Storebrand adopted environmental, social and governance (ESG) standards into all of its funds in 2005. Its strategy is threefold: negative screening, Best in Class/positive screening, and engagement. There is a negative screen for tobacco companies, weapons producers and those that are Worst in Class (i.e. the 10% worst performers within ESG in high-risk industries, such as mining and textile). As of the fourth quarter of 2009, Storebrand had excluded 93 companies in all of its funds and portfolio.

Its other means of practicing responsible investing is through active ownership in companies with breaches of human rights violations, child labour, environmental and water damage, and corruption. Storebrand has its own department monitoring more than 3,000 companies and has active engagement with several hundred companies each year. It succeeded, for example, in getting Chinese company Jinhui to cease its phosphate transport activities in Western Sahara.

The Norwegian Government Pension Fund has similar guidelines to Storebrand on active ownership and exclusion, but does not have a Worst in Class ranking. Moreover, Storebrand has a Best in Class ranking whereby it invests in the top performing companies based on ESG performance.

“What’s unique about our work is that we spend so much on active ownership and in this work the balance between negative and best performers is very useful,” said Meisingset. “None of the others do (Best in Class) in the Nordic region…we were pioneers in Europe in this.”

 

On 12 June, World Day Against Child Labor, four companies in NBIM’s portfolio (Monsanto, Bayer, Syngenta and DuPont) announced plans to work together to combat child labour in seed production. The partnership was initiated by NBIM.
© NBIM


First Comprehensive Ethical Investments
Another trail blazer within responsible investing is Kommunal Landspensjonskasse (KLP), which manages NOK 250 billion on behalf of more than half a million Norwegians which have their pensions with KLP. In 2002, KLP was the first Norwegian life insurance company to establish a comprehensive ethical investment policy encompassing its entire financial investment universe.

KLP uses three tools to influence companies: active ownership and engagement, exclusion, and sustainable investments. It primarily relies on the Global Ethical Standard Investment Services (GES) analysis for its engagement and exclusions, as well as decisions of the Ethical Council for the Norwegian Government Pension Fund. It practices engagement and exclusions within the following areas: human rights, labour rights, environmental degradation, corruption, weapons production, and tobacco production.

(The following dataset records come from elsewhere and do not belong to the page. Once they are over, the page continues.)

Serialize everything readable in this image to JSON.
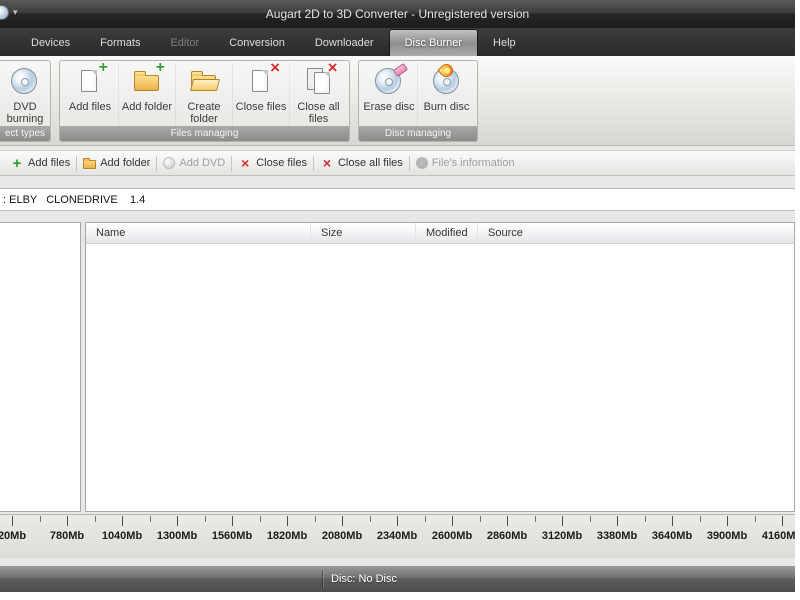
{
  "window": {
    "title": "Augart 2D to 3D Converter - Unregistered version"
  },
  "tab_strip": {
    "tabs": [
      {
        "label": "Devices",
        "state": "normal"
      },
      {
        "label": "Formats",
        "state": "normal"
      },
      {
        "label": "Editor",
        "state": "disabled"
      },
      {
        "label": "Conversion",
        "state": "normal"
      },
      {
        "label": "Downloader",
        "state": "normal"
      },
      {
        "label": "Disc Burner",
        "state": "active"
      },
      {
        "label": "Help",
        "state": "normal"
      }
    ]
  },
  "ribbon": {
    "groups": [
      {
        "name": "project-types",
        "label": "ect types",
        "buttons": [
          {
            "label": "DVD burning",
            "icon": "dvd-burning"
          }
        ]
      },
      {
        "name": "files-managing",
        "label": "Files managing",
        "buttons": [
          {
            "label": "Add files",
            "icon": "add-files"
          },
          {
            "label": "Add folder",
            "icon": "add-folder"
          },
          {
            "label": "Create folder",
            "icon": "create-folder"
          },
          {
            "label": "Close files",
            "icon": "close-files"
          },
          {
            "label": "Close all files",
            "icon": "close-all-files"
          }
        ]
      },
      {
        "name": "disc-managing",
        "label": "Disc managing",
        "buttons": [
          {
            "label": "Erase disc",
            "icon": "erase-disc"
          },
          {
            "label": "Burn disc",
            "icon": "burn-disc"
          }
        ]
      }
    ]
  },
  "quick_toolbar": {
    "items": [
      {
        "label": "Add files",
        "icon": "plus",
        "disabled": false
      },
      {
        "label": "Add folder",
        "icon": "folder",
        "disabled": false
      },
      {
        "label": "Add DVD",
        "icon": "disc",
        "disabled": true
      },
      {
        "label": "Close files",
        "icon": "close",
        "disabled": false
      },
      {
        "label": "Close all files",
        "icon": "close",
        "disabled": false
      },
      {
        "label": "File's information",
        "icon": "info",
        "disabled": true
      }
    ]
  },
  "drive_selector": {
    "value": ": ELBY   CLONEDRIVE    1.4"
  },
  "file_list": {
    "columns": [
      "Name",
      "Size",
      "Modified",
      "Source"
    ],
    "rows": []
  },
  "capacity_ruler": {
    "unit": "Mb",
    "labels": [
      "20Mb",
      "780Mb",
      "1040Mb",
      "1300Mb",
      "1560Mb",
      "1820Mb",
      "2080Mb",
      "2340Mb",
      "2600Mb",
      "2860Mb",
      "3120Mb",
      "3380Mb",
      "3640Mb",
      "3900Mb",
      "4160Mb"
    ]
  },
  "status_bar": {
    "disc_status": "Disc: No Disc"
  }
}
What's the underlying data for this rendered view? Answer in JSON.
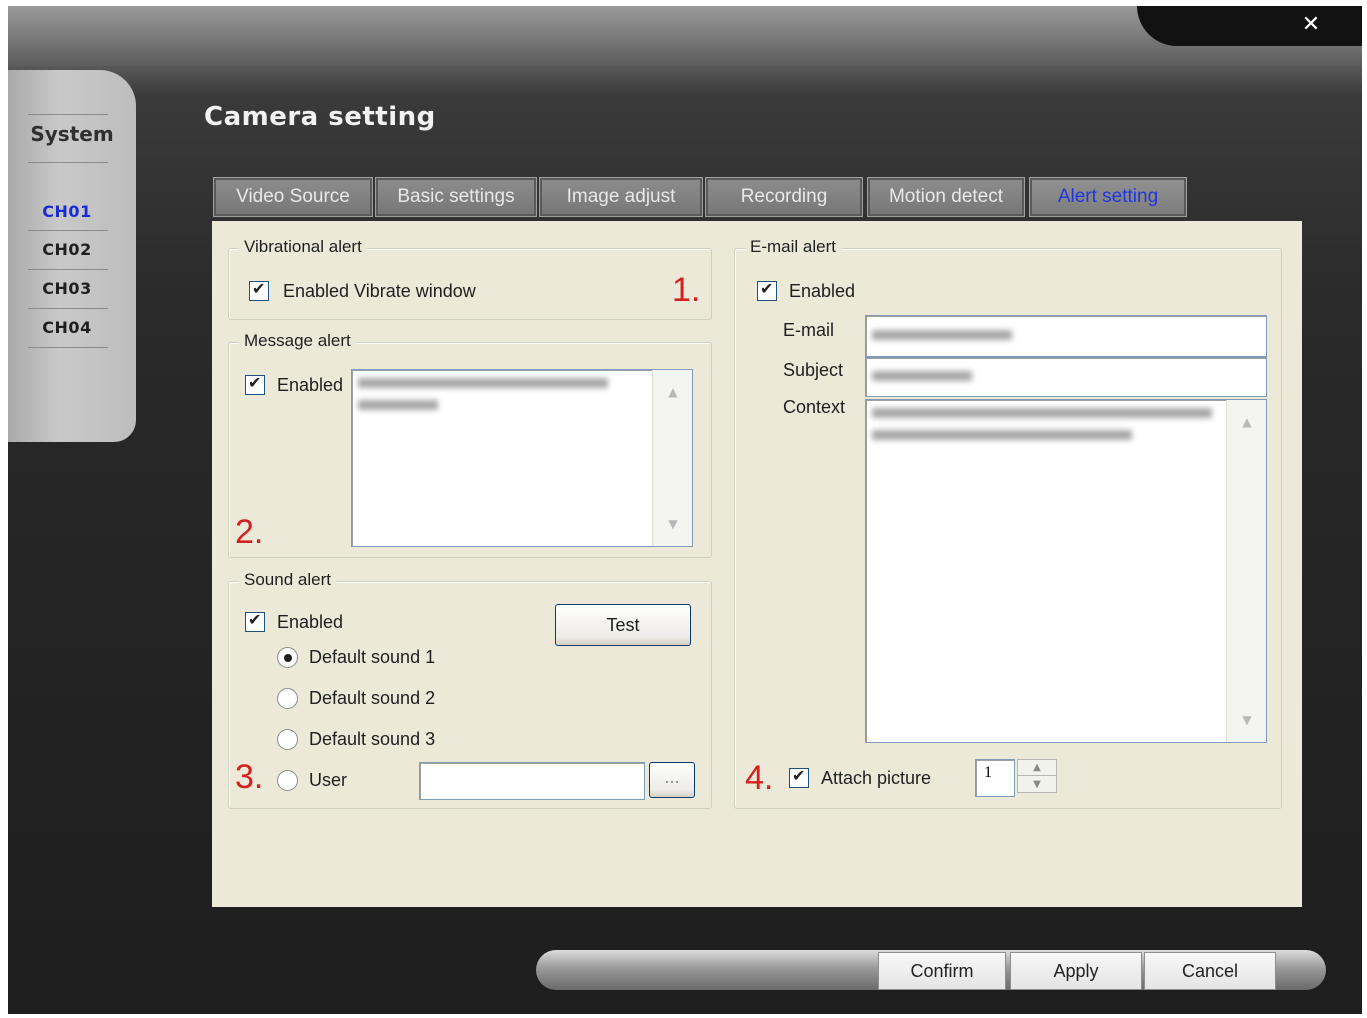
{
  "window": {
    "close_glyph": "✕"
  },
  "sidebar": {
    "title": "System",
    "channels": [
      {
        "label": "CH01",
        "active": true
      },
      {
        "label": "CH02",
        "active": false
      },
      {
        "label": "CH03",
        "active": false
      },
      {
        "label": "CH04",
        "active": false
      }
    ]
  },
  "page_title": "Camera setting",
  "tabs": [
    {
      "label": "Video Source",
      "active": false
    },
    {
      "label": "Basic settings",
      "active": false
    },
    {
      "label": "Image adjust",
      "active": false
    },
    {
      "label": "Recording",
      "active": false
    },
    {
      "label": "Motion detect",
      "active": false
    },
    {
      "label": "Alert setting",
      "active": true
    }
  ],
  "vibrational_alert": {
    "legend": "Vibrational alert",
    "checkbox_label": "Enabled Vibrate window",
    "checked": true,
    "marker": "1."
  },
  "message_alert": {
    "legend": "Message alert",
    "checkbox_label": "Enabled",
    "checked": true,
    "marker": "2."
  },
  "sound_alert": {
    "legend": "Sound alert",
    "checkbox_label": "Enabled",
    "checked": true,
    "test_button": "Test",
    "options": [
      "Default sound 1",
      "Default sound 2",
      "Default sound 3",
      "User"
    ],
    "selected_index": 0,
    "browse_button": "...",
    "marker": "3."
  },
  "email_alert": {
    "legend": "E-mail alert",
    "checkbox_label": "Enabled",
    "checked": true,
    "email_label": "E-mail",
    "subject_label": "Subject",
    "context_label": "Context",
    "attach_label": "Attach picture",
    "attach_checked": true,
    "attach_count": "1",
    "marker": "4."
  },
  "footer": {
    "confirm": "Confirm",
    "apply": "Apply",
    "cancel": "Cancel"
  },
  "colors": {
    "active_tab": "#2036e0",
    "active_channel": "#1a2bd1",
    "marker": "#d42020",
    "panel": "#ece9d8"
  }
}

KLP has, for example, met with Exxon Mobil regarding the oil company’s operations outside the Sakhalin Island, which constitutes one of the few known feeding grounds for the endangered western gray whale. KLP was given extension information regarding its environmental protection work and is following the progress of the case. Exxon is currently on KLP’s observation list, which is a way KLP seeks to influence through dialogue before resorting to divestment.

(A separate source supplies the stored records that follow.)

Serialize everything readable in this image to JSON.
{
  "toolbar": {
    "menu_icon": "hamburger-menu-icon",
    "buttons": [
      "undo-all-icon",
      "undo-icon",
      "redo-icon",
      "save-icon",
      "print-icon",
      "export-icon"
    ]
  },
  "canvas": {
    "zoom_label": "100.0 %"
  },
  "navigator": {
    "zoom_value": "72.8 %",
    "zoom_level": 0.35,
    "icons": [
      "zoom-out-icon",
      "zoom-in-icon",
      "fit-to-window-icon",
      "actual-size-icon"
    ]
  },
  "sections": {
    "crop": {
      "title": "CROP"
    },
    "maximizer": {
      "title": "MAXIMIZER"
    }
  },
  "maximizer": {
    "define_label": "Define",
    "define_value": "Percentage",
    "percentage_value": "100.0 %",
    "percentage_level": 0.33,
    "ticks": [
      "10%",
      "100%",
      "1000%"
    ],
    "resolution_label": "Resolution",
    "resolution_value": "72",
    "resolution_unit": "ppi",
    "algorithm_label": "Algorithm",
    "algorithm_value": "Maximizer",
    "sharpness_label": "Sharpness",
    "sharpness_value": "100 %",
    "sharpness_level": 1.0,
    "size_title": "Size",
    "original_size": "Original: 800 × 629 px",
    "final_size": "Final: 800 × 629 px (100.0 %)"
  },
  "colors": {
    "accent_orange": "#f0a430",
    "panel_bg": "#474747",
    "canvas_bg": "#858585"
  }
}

KLP competitor DnB NOR, Norway’s leading financial services institution, promotes sustainable development through business operations emphasizing environmental, ethical and social consequences. In 2008, the company adopted the Equator Principles, a voluntary set of guidelines for managing environmental and social issues in project finance. That same year, ethical guidelines for asset management in DnB NOR were revised and coordinated.

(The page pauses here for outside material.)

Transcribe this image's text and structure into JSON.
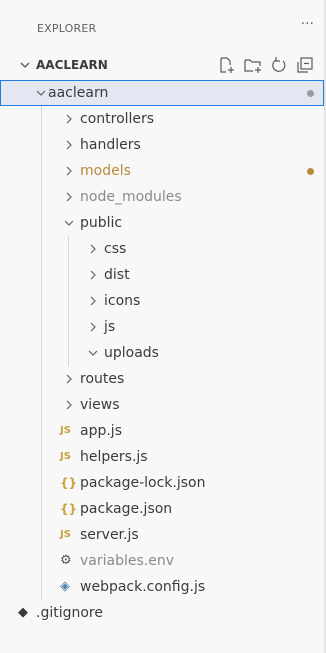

In December 2009, the companies coordinated the ethical guidelines in DnB NOR Asset Management and Vital to make them stricter. The guidelines are still based on the UN Global Compact and the OECD guidelines for multinational companies, focusing on environmental considerations, human and labour rights, and corporate governance. In addition, companies involved in the production of weapons of mass destruction, cluster bombs or anti-personnel mines are excluded, and now also companies producing tobacco and pornography.